Tamiflu is a prescription medicine used to treat the flu in people two weeks of age and older who have had flu symptoms for no more than 2 days. Tamiflu can also reduce the chance of getting the flu in people one year and older.

Is it effective?

On average, patients who start taking Tamiflu within 48 hours of getting sick will recover one to two days faster than patients who do not take anything. Roche, the makers of Tamiflu, claim that Tamiflu also reduces the number of patients who have serious complications from the flu, such as pneumonia or hospitalization.

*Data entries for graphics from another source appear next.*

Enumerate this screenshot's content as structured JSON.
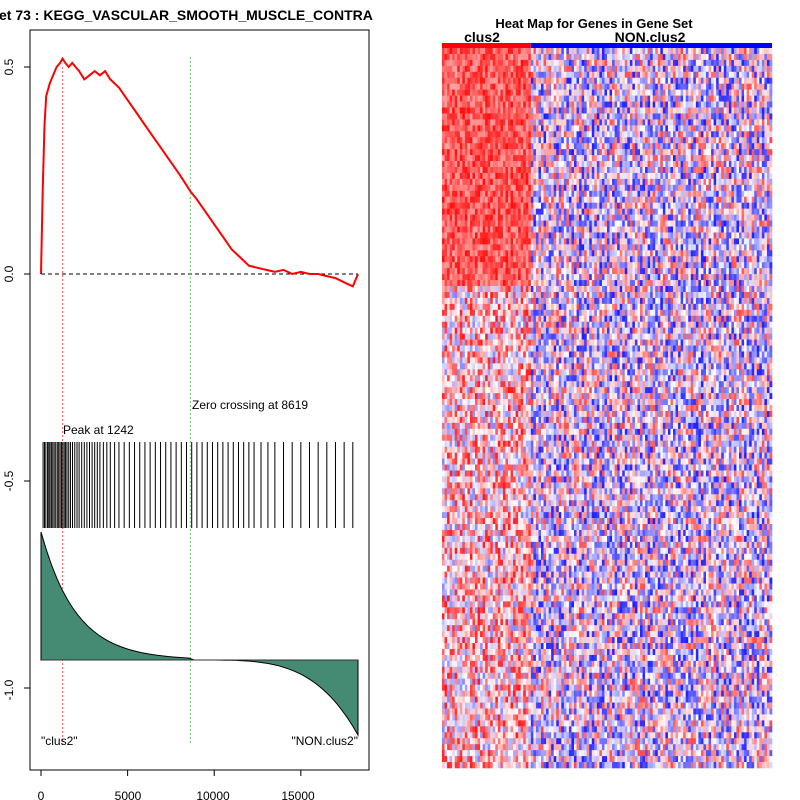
{
  "chart_data": [
    {
      "type": "line",
      "title": "et  73 : KEGG_VASCULAR_SMOOTH_MUSCLE_CONTRA",
      "xlabel": "",
      "ylabel": "",
      "xlim": [
        0,
        18600
      ],
      "ylim": [
        -1.15,
        0.58
      ],
      "x_ticks": [
        "0",
        "5000",
        "10000",
        "15000"
      ],
      "y_ticks": [
        "0.5",
        "0.0",
        "-0.5",
        "-1.0"
      ],
      "running_es": {
        "x": [
          0,
          100,
          200,
          300,
          500,
          700,
          900,
          1100,
          1242,
          1400,
          1600,
          1800,
          2000,
          2200,
          2500,
          2800,
          3100,
          3400,
          3700,
          4000,
          4500,
          5000,
          5500,
          6000,
          6500,
          7000,
          7500,
          8000,
          8619,
          9000,
          9500,
          10000,
          10500,
          11000,
          11500,
          12000,
          12500,
          13000,
          13500,
          14000,
          14500,
          15000,
          15500,
          16000,
          16500,
          17000,
          17500,
          18000,
          18300
        ],
        "y": [
          0.0,
          0.2,
          0.36,
          0.43,
          0.46,
          0.48,
          0.5,
          0.51,
          0.52,
          0.51,
          0.5,
          0.51,
          0.5,
          0.49,
          0.47,
          0.48,
          0.49,
          0.48,
          0.49,
          0.47,
          0.45,
          0.42,
          0.39,
          0.36,
          0.33,
          0.3,
          0.27,
          0.24,
          0.2,
          0.18,
          0.15,
          0.12,
          0.09,
          0.06,
          0.04,
          0.02,
          0.015,
          0.01,
          0.005,
          0.01,
          0.0,
          0.005,
          0.0,
          0.0,
          -0.005,
          -0.01,
          -0.02,
          -0.03,
          0.0
        ]
      },
      "hit_positions": [
        120,
        200,
        280,
        380,
        450,
        520,
        600,
        680,
        760,
        850,
        940,
        1020,
        1100,
        1180,
        1260,
        1340,
        1420,
        1500,
        1600,
        1700,
        1820,
        1950,
        2080,
        2200,
        2350,
        2500,
        2650,
        2800,
        2950,
        3100,
        3250,
        3400,
        3600,
        3800,
        4000,
        4250,
        4500,
        4800,
        5100,
        5400,
        5700,
        6000,
        6300,
        6600,
        6900,
        7200,
        7500,
        7800,
        8100,
        8400,
        8700,
        9000,
        9300,
        9600,
        9900,
        10200,
        10500,
        10800,
        11100,
        11400,
        11700,
        12000,
        12300,
        12700,
        13100,
        13500,
        14000,
        14500,
        15000,
        15500,
        16000,
        16500,
        17000,
        17500,
        18000
      ],
      "peak_label": "Peak at 1242",
      "peak_x": 1242,
      "zero_cross_label": "Zero crossing at 8619",
      "zero_cross_x": 8619,
      "left_label": "\"clus2\"",
      "right_label": "\"NON.clus2\"",
      "colors": {
        "es_line": "#ff0000",
        "ranked_fill": "#458b74",
        "peak_line": "#ff6666",
        "zero_line": "#66cc66"
      }
    },
    {
      "type": "heatmap",
      "title": "Heat Map for Genes in Gene Set",
      "group_labels": [
        "clus2",
        "NON.clus2"
      ],
      "group_split_fraction": 0.27,
      "rows": 121,
      "cols": 130,
      "colors": {
        "group1": "#ff0000",
        "group2": "#0000ff",
        "high": "#ff0000",
        "low": "#0000ff",
        "mid": "#ffffff"
      }
    }
  ]
}
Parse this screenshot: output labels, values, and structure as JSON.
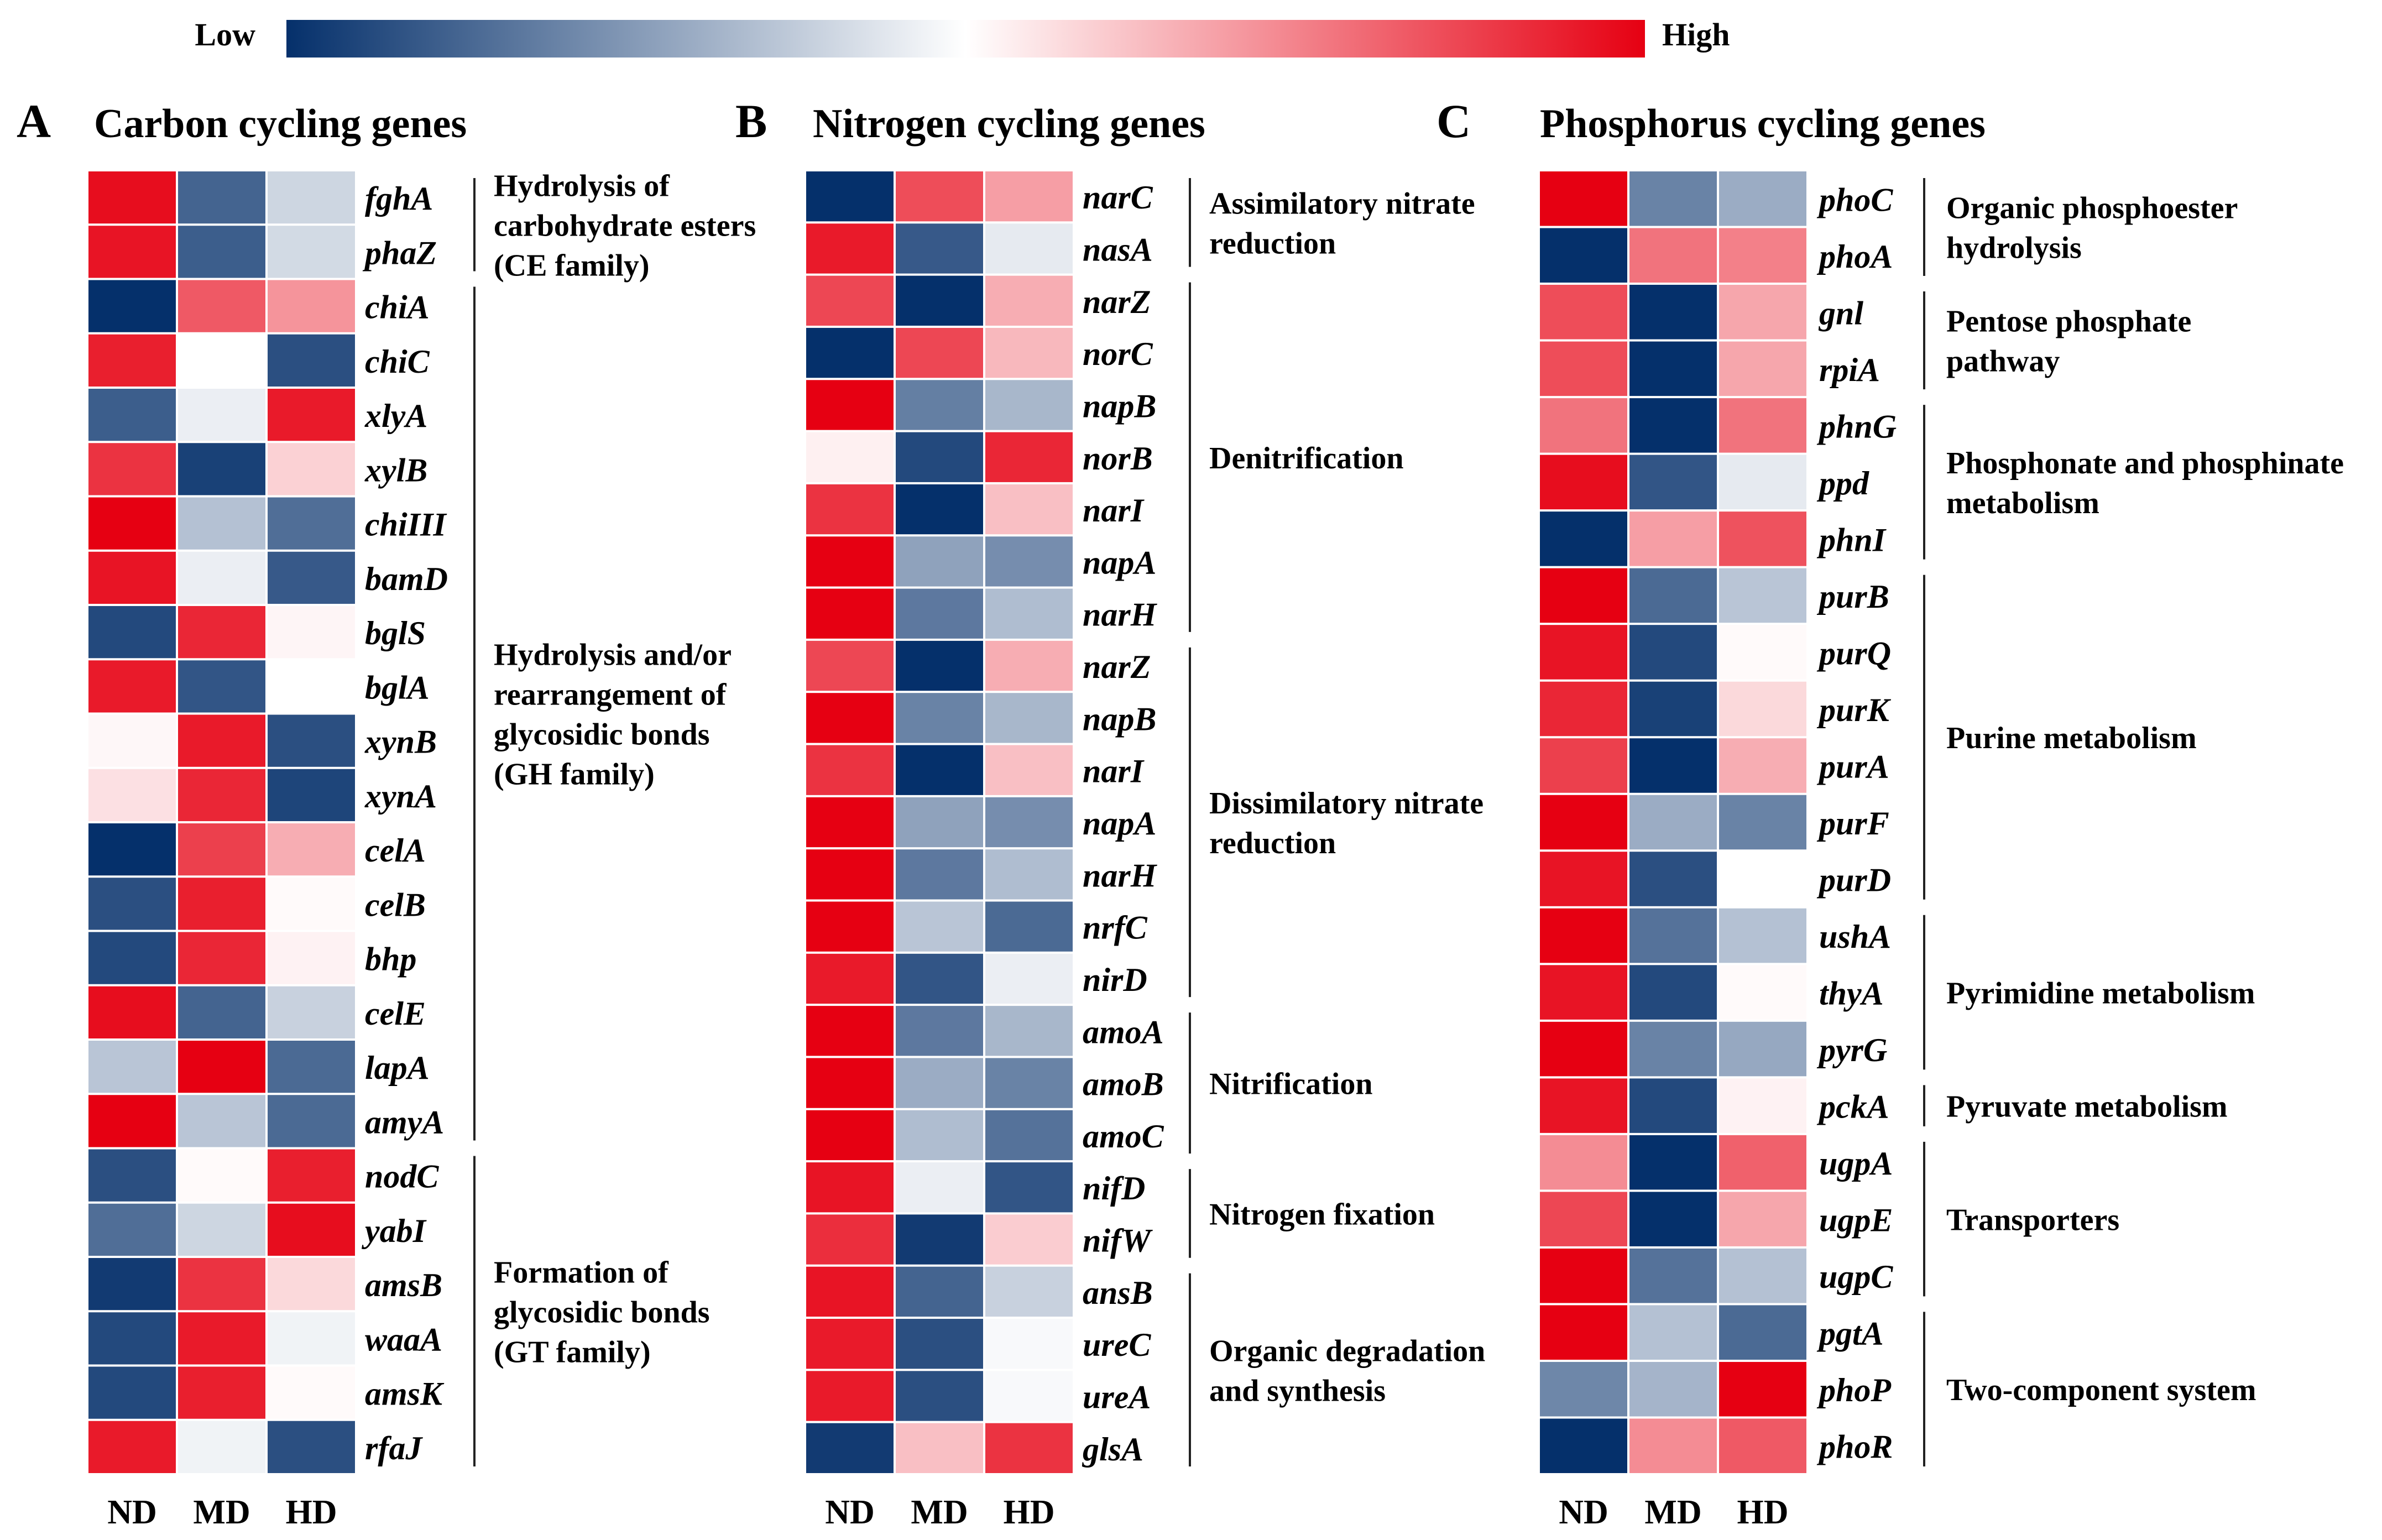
{
  "colorbar": {
    "low_label": "Low",
    "high_label": "High",
    "low_color": "#05306b",
    "mid_color": "#ffffff",
    "high_color": "#e60012"
  },
  "chart_data": [
    {
      "type": "heatmap",
      "panel": "A",
      "title": "Carbon cycling genes",
      "columns": [
        "ND",
        "MD",
        "HD"
      ],
      "scale": "-1 = Low (blue), 0 = white, 1 = High (red)",
      "rows": [
        {
          "gene": "fghA",
          "values": [
            0.95,
            -0.75,
            -0.2
          ]
        },
        {
          "gene": "phaZ",
          "values": [
            0.92,
            -0.78,
            -0.18
          ]
        },
        {
          "gene": "chiA",
          "values": [
            -1.0,
            0.65,
            0.42
          ]
        },
        {
          "gene": "chiC",
          "values": [
            0.88,
            0.0,
            -0.85
          ]
        },
        {
          "gene": "xlyA",
          "values": [
            -0.78,
            -0.08,
            0.9
          ]
        },
        {
          "gene": "xylB",
          "values": [
            0.8,
            -0.92,
            0.18
          ]
        },
        {
          "gene": "chiIII",
          "values": [
            1.0,
            -0.3,
            -0.7
          ]
        },
        {
          "gene": "bamD",
          "values": [
            0.92,
            -0.08,
            -0.8
          ]
        },
        {
          "gene": "bglS",
          "values": [
            -0.88,
            0.85,
            0.04
          ]
        },
        {
          "gene": "bglA",
          "values": [
            0.9,
            -0.82,
            0.0
          ]
        },
        {
          "gene": "xynB",
          "values": [
            0.03,
            0.9,
            -0.85
          ]
        },
        {
          "gene": "xynA",
          "values": [
            0.12,
            0.85,
            -0.9
          ]
        },
        {
          "gene": "celA",
          "values": [
            -1.0,
            0.75,
            0.32
          ]
        },
        {
          "gene": "celB",
          "values": [
            -0.85,
            0.88,
            0.02
          ]
        },
        {
          "gene": "bhp",
          "values": [
            -0.88,
            0.85,
            0.05
          ]
        },
        {
          "gene": "celE",
          "values": [
            0.95,
            -0.75,
            -0.22
          ]
        },
        {
          "gene": "lapA",
          "values": [
            -0.28,
            1.0,
            -0.72
          ]
        },
        {
          "gene": "amyA",
          "values": [
            1.0,
            -0.28,
            -0.72
          ]
        },
        {
          "gene": "nodC",
          "values": [
            -0.85,
            0.02,
            0.88
          ]
        },
        {
          "gene": "yabI",
          "values": [
            -0.7,
            -0.2,
            0.95
          ]
        },
        {
          "gene": "amsB",
          "values": [
            -0.95,
            0.8,
            0.15
          ]
        },
        {
          "gene": "waaA",
          "values": [
            -0.88,
            0.9,
            -0.06
          ]
        },
        {
          "gene": "amsK",
          "values": [
            -0.88,
            0.88,
            0.02
          ]
        },
        {
          "gene": "rfaJ",
          "values": [
            0.9,
            -0.06,
            -0.85
          ]
        }
      ],
      "groups": [
        {
          "lines": [
            "Hydrolysis of",
            "carbohydrate esters",
            "(CE family)"
          ],
          "start": 0,
          "end": 1
        },
        {
          "lines": [
            "Hydrolysis and/or",
            "rearrangement of",
            "glycosidic bonds",
            "(GH family)"
          ],
          "start": 2,
          "end": 17
        },
        {
          "lines": [
            "Formation of",
            "glycosidic bonds",
            "(GT family)"
          ],
          "start": 18,
          "end": 23
        }
      ]
    },
    {
      "type": "heatmap",
      "panel": "B",
      "title": "Nitrogen cycling genes",
      "columns": [
        "ND",
        "MD",
        "HD"
      ],
      "scale": "-1 = Low (blue), 0 = white, 1 = High (red)",
      "rows": [
        {
          "gene": "narC",
          "values": [
            -1.0,
            0.7,
            0.38
          ]
        },
        {
          "gene": "nasA",
          "values": [
            0.9,
            -0.8,
            -0.1
          ]
        },
        {
          "gene": "narZ",
          "values": [
            0.72,
            -1.0,
            0.32
          ]
        },
        {
          "gene": "norC",
          "values": [
            -1.0,
            0.72,
            0.28
          ]
        },
        {
          "gene": "napB",
          "values": [
            1.0,
            -0.62,
            -0.35
          ]
        },
        {
          "gene": "norB",
          "values": [
            0.06,
            -0.88,
            0.85
          ]
        },
        {
          "gene": "narI",
          "values": [
            0.8,
            -1.0,
            0.25
          ]
        },
        {
          "gene": "napA",
          "values": [
            1.0,
            -0.45,
            -0.55
          ]
        },
        {
          "gene": "narH",
          "values": [
            1.0,
            -0.65,
            -0.32
          ]
        },
        {
          "gene": "narZ",
          "values": [
            0.72,
            -1.0,
            0.32
          ]
        },
        {
          "gene": "napB",
          "values": [
            1.0,
            -0.6,
            -0.35
          ]
        },
        {
          "gene": "narI",
          "values": [
            0.8,
            -1.0,
            0.25
          ]
        },
        {
          "gene": "napA",
          "values": [
            1.0,
            -0.45,
            -0.55
          ]
        },
        {
          "gene": "narH",
          "values": [
            1.0,
            -0.65,
            -0.32
          ]
        },
        {
          "gene": "nrfC",
          "values": [
            1.0,
            -0.28,
            -0.72
          ]
        },
        {
          "gene": "nirD",
          "values": [
            0.9,
            -0.82,
            -0.08
          ]
        },
        {
          "gene": "amoA",
          "values": [
            1.0,
            -0.65,
            -0.35
          ]
        },
        {
          "gene": "amoB",
          "values": [
            1.0,
            -0.4,
            -0.6
          ]
        },
        {
          "gene": "amoC",
          "values": [
            1.0,
            -0.32,
            -0.68
          ]
        },
        {
          "gene": "nifD",
          "values": [
            0.92,
            -0.08,
            -0.82
          ]
        },
        {
          "gene": "nifW",
          "values": [
            0.82,
            -0.95,
            0.2
          ]
        },
        {
          "gene": "ansB",
          "values": [
            0.92,
            -0.75,
            -0.22
          ]
        },
        {
          "gene": "ureC",
          "values": [
            0.9,
            -0.85,
            -0.03
          ]
        },
        {
          "gene": "ureA",
          "values": [
            0.9,
            -0.85,
            -0.03
          ]
        },
        {
          "gene": "glsA",
          "values": [
            -0.95,
            0.25,
            0.8
          ]
        }
      ],
      "groups": [
        {
          "lines": [
            "Assimilatory nitrate",
            "reduction"
          ],
          "start": 0,
          "end": 1
        },
        {
          "lines": [
            "Denitrification"
          ],
          "start": 2,
          "end": 8
        },
        {
          "lines": [
            "Dissimilatory nitrate",
            "reduction"
          ],
          "start": 9,
          "end": 15
        },
        {
          "lines": [
            "Nitrification"
          ],
          "start": 16,
          "end": 18
        },
        {
          "lines": [
            "Nitrogen fixation"
          ],
          "start": 19,
          "end": 20
        },
        {
          "lines": [
            "Organic degradation",
            "and synthesis"
          ],
          "start": 21,
          "end": 24
        }
      ]
    },
    {
      "type": "heatmap",
      "panel": "C",
      "title": "Phosphorus cycling genes",
      "columns": [
        "ND",
        "MD",
        "HD"
      ],
      "scale": "-1 = Low (blue), 0 = white, 1 = High (red)",
      "rows": [
        {
          "gene": "phoC",
          "values": [
            1.0,
            -0.6,
            -0.4
          ]
        },
        {
          "gene": "phoA",
          "values": [
            -1.0,
            0.55,
            0.5
          ]
        },
        {
          "gene": "gnl",
          "values": [
            0.7,
            -1.0,
            0.35
          ]
        },
        {
          "gene": "rpiA",
          "values": [
            0.7,
            -1.0,
            0.35
          ]
        },
        {
          "gene": "phnG",
          "values": [
            0.55,
            -1.0,
            0.55
          ]
        },
        {
          "gene": "ppd",
          "values": [
            0.95,
            -0.82,
            -0.1
          ]
        },
        {
          "gene": "phnI",
          "values": [
            -1.0,
            0.38,
            0.68
          ]
        },
        {
          "gene": "purB",
          "values": [
            1.0,
            -0.72,
            -0.28
          ]
        },
        {
          "gene": "purQ",
          "values": [
            0.92,
            -0.88,
            0.02
          ]
        },
        {
          "gene": "purK",
          "values": [
            0.85,
            -0.92,
            0.15
          ]
        },
        {
          "gene": "purA",
          "values": [
            0.75,
            -1.0,
            0.32
          ]
        },
        {
          "gene": "purF",
          "values": [
            1.0,
            -0.4,
            -0.6
          ]
        },
        {
          "gene": "purD",
          "values": [
            0.92,
            -0.85,
            0.0
          ]
        },
        {
          "gene": "ushA",
          "values": [
            1.0,
            -0.68,
            -0.3
          ]
        },
        {
          "gene": "thyA",
          "values": [
            0.92,
            -0.88,
            0.02
          ]
        },
        {
          "gene": "pyrG",
          "values": [
            1.0,
            -0.6,
            -0.42
          ]
        },
        {
          "gene": "pckA",
          "values": [
            0.92,
            -0.88,
            0.05
          ]
        },
        {
          "gene": "ugpA",
          "values": [
            0.45,
            -1.0,
            0.62
          ]
        },
        {
          "gene": "ugpE",
          "values": [
            0.72,
            -1.0,
            0.35
          ]
        },
        {
          "gene": "ugpC",
          "values": [
            1.0,
            -0.68,
            -0.3
          ]
        },
        {
          "gene": "pgtA",
          "values": [
            1.0,
            -0.3,
            -0.72
          ]
        },
        {
          "gene": "phoP",
          "values": [
            -0.58,
            -0.36,
            1.0
          ]
        },
        {
          "gene": "phoR",
          "values": [
            -1.0,
            0.45,
            0.65
          ]
        }
      ],
      "groups": [
        {
          "lines": [
            "Organic phosphoester",
            "hydrolysis"
          ],
          "start": 0,
          "end": 1
        },
        {
          "lines": [
            "Pentose phosphate",
            "pathway"
          ],
          "start": 2,
          "end": 3
        },
        {
          "lines": [
            "Phosphonate and phosphinate",
            "metabolism"
          ],
          "start": 4,
          "end": 6
        },
        {
          "lines": [
            "Purine metabolism"
          ],
          "start": 7,
          "end": 12
        },
        {
          "lines": [
            "Pyrimidine metabolism"
          ],
          "start": 13,
          "end": 15
        },
        {
          "lines": [
            "Pyruvate metabolism"
          ],
          "start": 16,
          "end": 16
        },
        {
          "lines": [
            "Transporters"
          ],
          "start": 17,
          "end": 19
        },
        {
          "lines": [
            "Two-component system"
          ],
          "start": 20,
          "end": 22
        }
      ]
    }
  ]
}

In addition, when Tamiflu was prescribed to prevent the flu in people exposed to confirmed cases of flu, it was able to reduce their likelihood of getting sick by as much as 55%.

Is Tamiflu safe?

The most common side effects of Tamiflu are:

  • Nausea
  • Vomiting
  • Diarrhea
  • Stomach pains
  • Dizziness
  • Headaches

The more serious side effects include:

  • Seizures
  • Sudden confusion
  • Delirium
  • Hallucinations
  • Self-injury

The serious side effects are rare, but tend to occur more often in children—for this reason, it is worth being aware of the risks if it is prescribed to your child.

Should a member of my family or I take Tamiflu if diagnosed with the flu?

The short answer: no. Despite the headlines lately, most healthy children and adults can weather the flu without medication. Tamiflu is ideal for those who are considered high risk of complications: everyone over age 65, pregnant women, and infants.

What’s the best treatment for people not taking antiviral drugs?

You’ve heard it since you were a child: rest and fluids. However, remaining vigilant is extremely important—the flu can turn serious quickly. Seek medical attention for severe symptoms like a lasting high fever, difficulty breathing, rapid heartbeat, and confusion.